Pour une prise de conscience sur le prix des forfaits mobile

L’heure est au bilan pour Free mobile en ce début d’année 2013. Après un an d’activité, le nouvel opérateur mobile compte déjà plus de 5 millions d’abonnés. Face à ce resultat, Xavier Niel déclare : « on aurait pu mieux faire ». Ce constat mitigé de la part du patron de Free traduit son regret de « ne pas avoir réussi à convaincre les français qu’un mobile subventionné coûte, au bout du compte, plus cher qu’un mobile acheté nu, sans abonnement. »

Car c’est bien sur ce point que l’opérateur a de quoi mener la plus grande révolution. C’est en se concentrant sur son coeur de métier : les télécommunications, et non pas la vente de téléphones, que Free établit une offre illimitée, sans engagement et défiant toute concurrence en terme de prix de vente. Pourtant le consommateur lambda ne semble pas s’être rendu compte de l’avantage économique que représente une telle offre différenciée. C’est à dire, le fait de prendre un abonnement sans engagement et d’acheter un téléphone nu, plutôt que de s’engager sur 12 ou 24 mois avec un mobile subventionné.

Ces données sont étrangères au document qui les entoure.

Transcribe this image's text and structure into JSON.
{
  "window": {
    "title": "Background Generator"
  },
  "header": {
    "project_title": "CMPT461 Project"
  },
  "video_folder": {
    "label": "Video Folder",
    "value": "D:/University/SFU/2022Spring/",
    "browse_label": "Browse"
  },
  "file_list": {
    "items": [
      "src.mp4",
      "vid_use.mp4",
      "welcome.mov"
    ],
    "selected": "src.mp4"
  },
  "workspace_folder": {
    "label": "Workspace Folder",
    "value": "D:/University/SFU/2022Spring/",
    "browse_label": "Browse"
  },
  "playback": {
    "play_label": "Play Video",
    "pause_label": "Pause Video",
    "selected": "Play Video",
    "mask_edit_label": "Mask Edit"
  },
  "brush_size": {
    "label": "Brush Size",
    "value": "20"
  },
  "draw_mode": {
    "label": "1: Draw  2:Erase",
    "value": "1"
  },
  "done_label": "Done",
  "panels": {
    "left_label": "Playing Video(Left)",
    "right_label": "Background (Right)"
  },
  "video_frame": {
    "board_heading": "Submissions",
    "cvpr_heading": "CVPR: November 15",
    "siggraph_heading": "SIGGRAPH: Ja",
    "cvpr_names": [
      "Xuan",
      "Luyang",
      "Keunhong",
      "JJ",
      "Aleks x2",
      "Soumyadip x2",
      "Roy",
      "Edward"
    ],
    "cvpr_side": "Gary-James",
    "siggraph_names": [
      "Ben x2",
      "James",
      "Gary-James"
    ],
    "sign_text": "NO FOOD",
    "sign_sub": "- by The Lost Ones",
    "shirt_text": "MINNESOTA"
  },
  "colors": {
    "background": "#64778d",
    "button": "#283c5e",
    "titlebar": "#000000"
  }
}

A qui la faute ? Très certainement aux opérateurs (oranges, bouygues et SFR), qui pendant des années ont proposé, presque exclusivement, des offres package : téléphone + communications. Si bien que le consommateur ne se rend pas compte de l’intérêt logique de séparer ces deux achats. Et malheureusement, le procès que Free vient de perdre face à SFR ne pourra pas être le déclencheur d’une telle prise de conscience.

Celle-ci devra donc venir par un autre moyen. La communication par la force de l’image est peut être l’une des clés. En effet, les arguments contre le principe de subvention du mobile par l’opérateur sont trop forts pour ne pas être exploités, puisqu’ils touchent directement au porte monnaie des consommateurs. Deux axes pourraient alors être exploités.

  • Tout d’abord utiliser l’aspect pragmatique des choses, en prouvant par A+B que s’engager avec un téléphone + un forfait sur plusieurs mois coûte bien plus chers sur le long terme, qu’un forfait sans engagement et un portable acheté nu.

Le calcul est pourtant simple et parle de lui même.

ardoise #3

  • Une seconde solution serai de faire prendre conscience aux consommateurs que la logique selon laquelle un opérateur est aussi vendeur de téléphone est absurde et donne lieu à des tarifications abusives. Cela revient, en effet, à déplacer le coût du téléphone sur le prix des communications avec une majoration exorbitante. Il s’agirai donc de faire comprendre que le prix du matériel est fortement liée à celui du consommable. Ce fonctionnement tarifaire semble accepté sur le marché de la téléphonie mobile puisqu’il a toujours existé. Mais il serait inconcevable si il était transposé à d’autres marchés où la relation matériel / consommable existe. Imaginons ce que cela donnerai, toutes proportions gardées, si Total se mettait à vendre des voitures de cette manière. Les consommateurs accepteraient ils toujours ce mode de subvention ou se rendraient ils compte de « l’arnaque » ?

Les tarifs de la première image existent, la seconde est fictive mais garde les mêmes proportions que ce que l’on trouve sur le marché de la téléphonie. C’est à dire -80% sur le prix du matériel, +350% sur le consommable et +100% sur le global (pour 80 litres d’essence par mois).